For sustainability, it is always dramatically preferable to transfer working devices to new users who will give them further service. Once a device has been decommissioned, speed is of the essence to ensure that the asset is transferred to another user while there is still enough "fair market value" remaining to support the cost of the transaction.
Responsible Recycling
For assets lacking such residual value, accountably recycling devices back to component materials of sufficient purity for use in new manufacturing processes is the only sustainable alternative, but is unfortunately an exception to the rule of prevailing current practice.
As much as 90 percent of most devices by weight is relatively non-toxic, and can be separated for local sale, including steel, aluminum, and most plastics. Toxic-bearing materials, such as circuit cards, must be managed by specialized refiners to isolate toxins such as lead, mercury, cadmium, and lithium into alloys that can be safely reutilized.

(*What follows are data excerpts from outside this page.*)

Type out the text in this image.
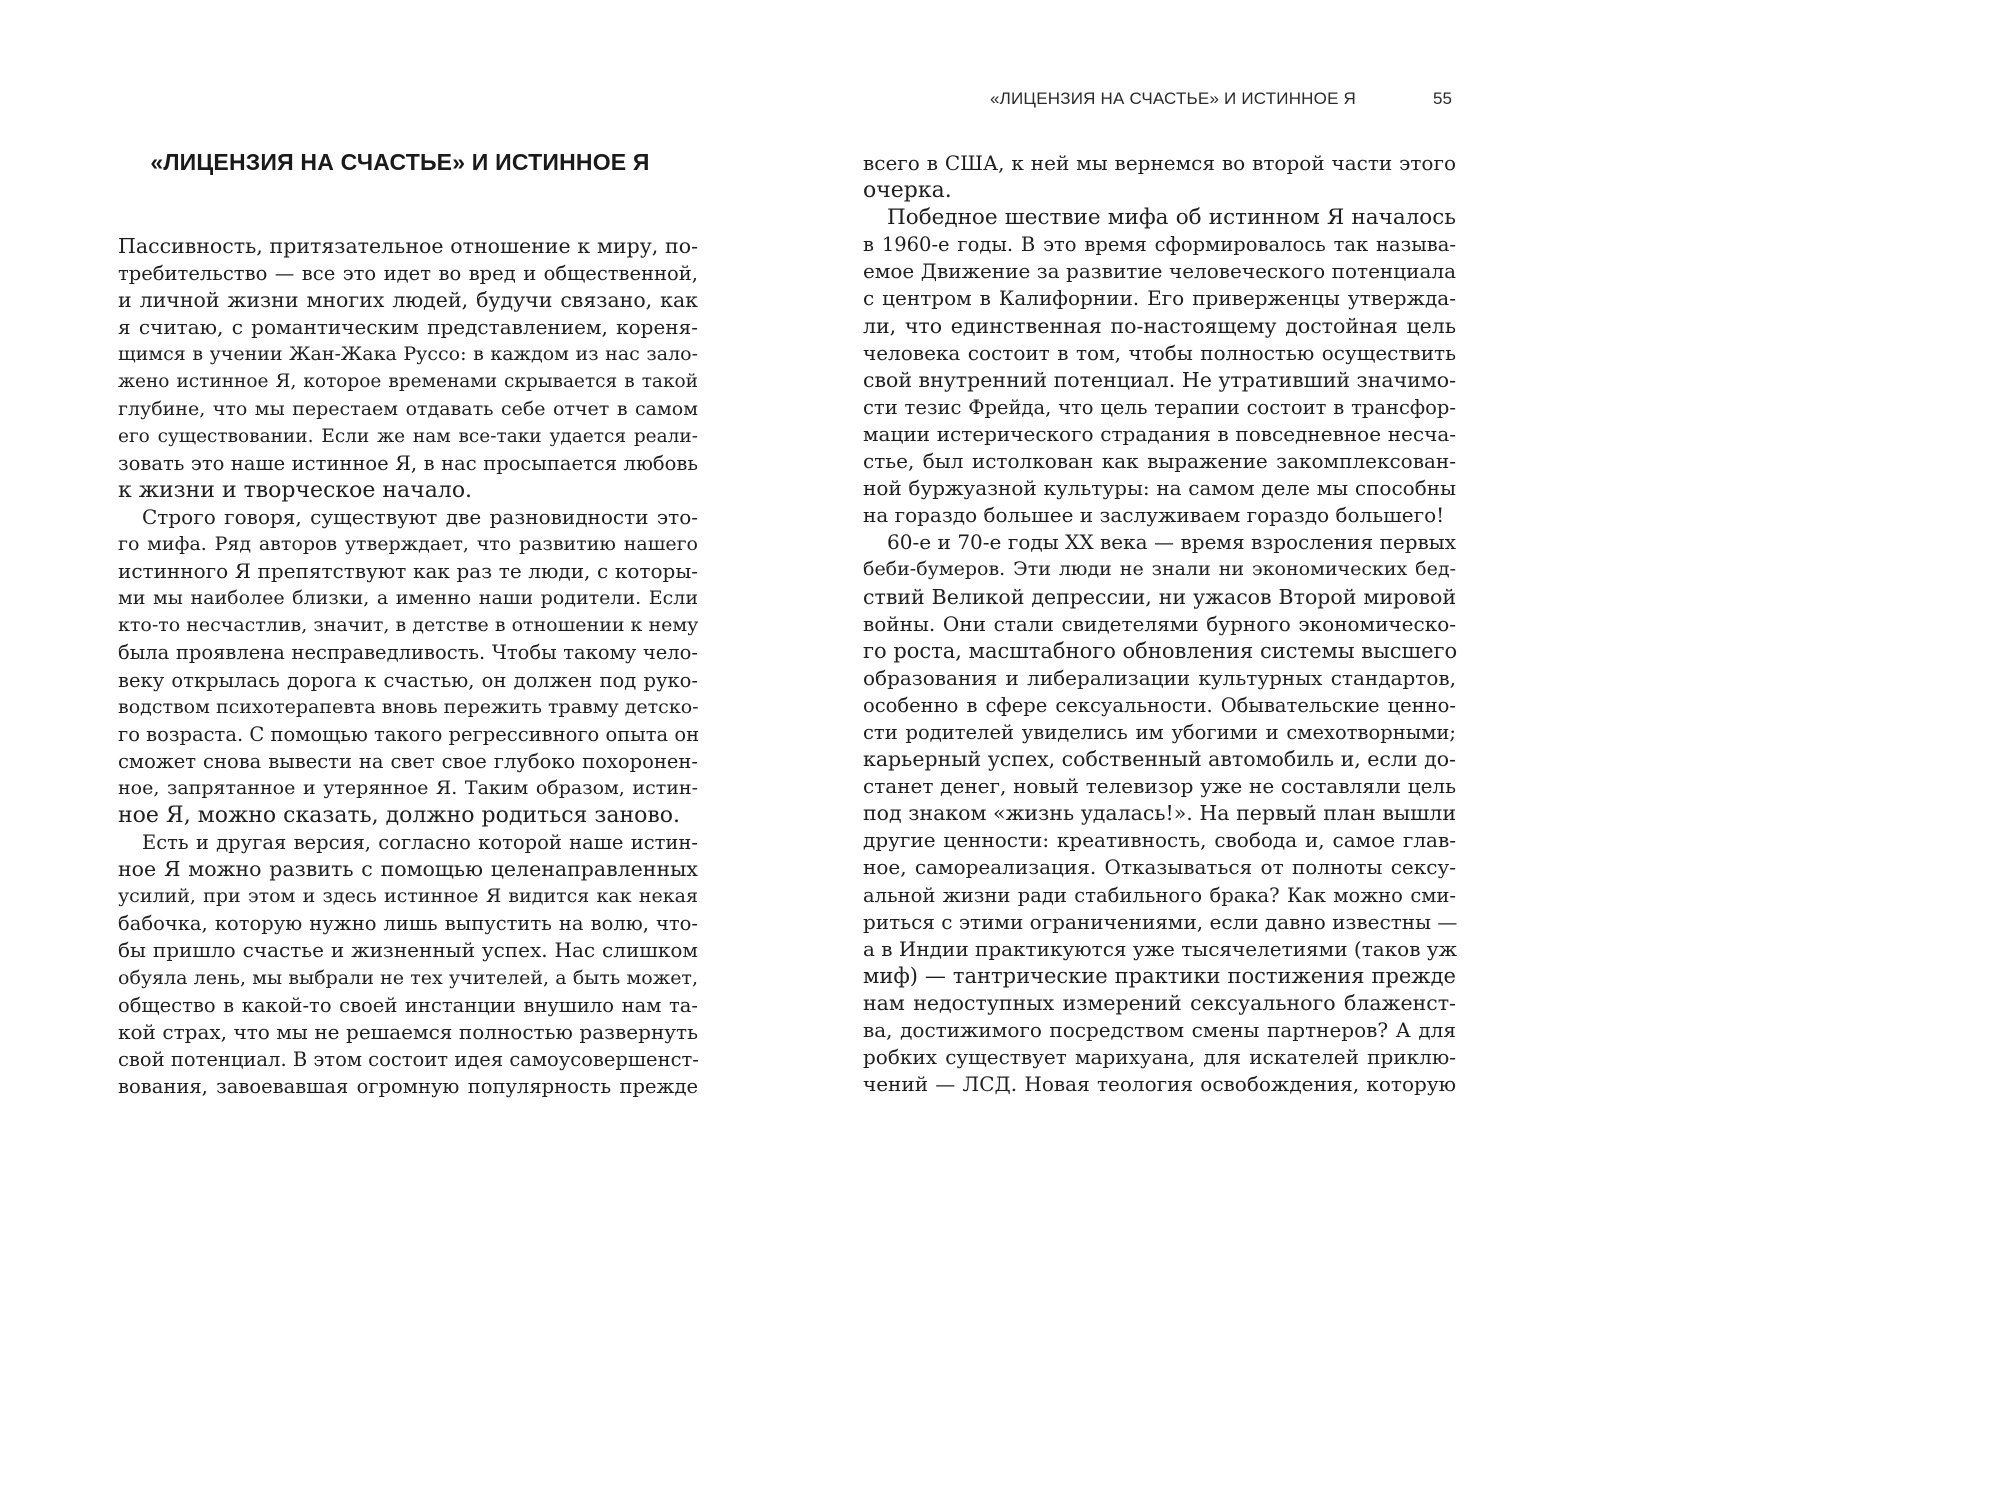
«ЛИЦЕНЗИЯ НА СЧАСТЬЕ» И ИСТИННОЕ Я
Пассивность, притязательное отношение к миру, по-
требительство — все это идет во вред и общественной,
и личной жизни многих людей, будучи связано, как
я считаю, с романтическим представлением, кореня-
щимся в учении Жан-Жака Руссо: в каждом из нас зало-
жено истинное Я, которое временами скрывается в такой
глубине, что мы перестаем отдавать себе отчет в самом
его существовании. Если же нам все-таки удается реали-
зовать это наше истинное Я, в нас просыпается любовь
к жизни и творческое начало.
Строго говоря, существуют две разновидности это-
го мифа. Ряд авторов утверждает, что развитию нашего
истинного Я препятствуют как раз те люди, с которы-
ми мы наиболее близки, а именно наши родители. Если
кто-то несчастлив, значит, в детстве в отношении к нему
была проявлена несправедливость. Чтобы такому чело-
веку открылась дорога к счастью, он должен под руко-
водством психотерапевта вновь пережить травму детско-
го возраста. С помощью такого регрессивного опыта он
сможет снова вывести на свет свое глубоко похоронен-
ное, запрятанное и утерянное Я. Таким образом, истин-
ное Я, можно сказать, должно родиться заново.
Есть и другая версия, согласно которой наше истин-
ное Я можно развить с помощью целенаправленных
усилий, при этом и здесь истинное Я видится как некая
бабочка, которую нужно лишь выпустить на волю, что-
бы пришло счастье и жизненный успех. Нас слишком
обуяла лень, мы выбрали не тех учителей, а быть может,
общество в какой-то своей инстанции внушило нам та-
кой страх, что мы не решаемся полностью развернуть
свой потенциал. В этом состоит идея самоусовершенст-
вования, завоевавшая огромную популярность прежде
«ЛИЦЕНЗИЯ НА СЧАСТЬЕ» И ИСТИННОЕ Я	55
всего в США, к ней мы вернемся во второй части этого
очерка.
Победное шествие мифа об истинном Я началось
в 1960-е годы. В это время сформировалось так называ-
емое Движение за развитие человеческого потенциала
с центром в Калифорнии. Его приверженцы утвержда-
ли, что единственная по-настоящему достойная цель
человека состоит в том, чтобы полностью осуществить
свой внутренний потенциал. Не утративший значимо-
сти тезис Фрейда, что цель терапии состоит в трансфор-
мации истерического страдания в повседневное несча-
стье, был истолкован как выражение закомплексован-
ной буржуазной культуры: на самом деле мы способны
на гораздо большее и заслуживаем гораздо большего!
60-е и 70-е годы XX века — время взросления первых
беби-бумеров. Эти люди не знали ни экономических бед-
ствий Великой депрессии, ни ужасов Второй мировой
войны. Они стали свидетелями бурного экономическо-
го роста, масштабного обновления системы высшего
образования и либерализации культурных стандартов,
особенно в сфере сексуальности. Обывательские ценно-
сти родителей увиделись им убогими и смехотворными;
карьерный успех, собственный автомобиль и, если до-
станет денег, новый телевизор уже не составляли цель
под знаком «жизнь удалась!». На первый план вышли
другие ценности: креативность, свобода и, самое глав-
ное, самореализация. Отказываться от полноты сексу-
альной жизни ради стабильного брака? Как можно сми-
риться с этими ограничениями, если давно известны —
а в Индии практикуются уже тысячелетиями (таков уж
миф) — тантрические практики постижения прежде
нам недоступных измерений сексуального блаженст-
ва, достижимого посредством смены партнеров? А для
робких существует марихуана, для искателей приклю-
чений — ЛСД. Новая теология освобождения, которую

Because the logistics component of the recycling process uses far more energy than the material separation portion, minimizing the distance scrap electronics must travel before their reincarnation into Legos and garden shears is a best practice for sustainability. Your recycler should provide reporting that connects the dots along the downstream supply chain between your e-waste and consumer goods. Failing that, and regardless of "certificates of destruction" to the contrary, assume that your e-waste is being exported to a developing country for some combination of manual disassembly, crude refining, and dumping.
Sustaining Sustainability Programs
Even well designed sustainability initiatives will falter without good governance. After initial policies and objectives are set, it is important to measure results and hold individuals accountable for achievement of goals. Fine tuning of policies and procedures will no doubt be necessary. As progress is made, recalibrate and set new goals. Regardless of the starting baseline, continuous, incremental improvement is the best strategy for moving an IT organization toward lasting sustainability.
As progress is made, communication of the good news -- up, down, sideways, inside and out -- is important to maintaining the budgetary and moral support necessary for an ongoing sustainability program.
The metrics should be designed to quantify and support both the financial business case, and to tell the human interest side of the sustainability story too. Make sure all direct stakeholders are completely informed. Tell the end users; tell the board; tell the shareholders and alert the media.
Ultimately the mindset required for sustainable practices must become part of the organization's culture, reinforced at an individual level, and viewed as part of the company's strategic strength. It's just good business.
Robert Houghton is the president of Redemtech, an asset recovery and IT Asset Management company.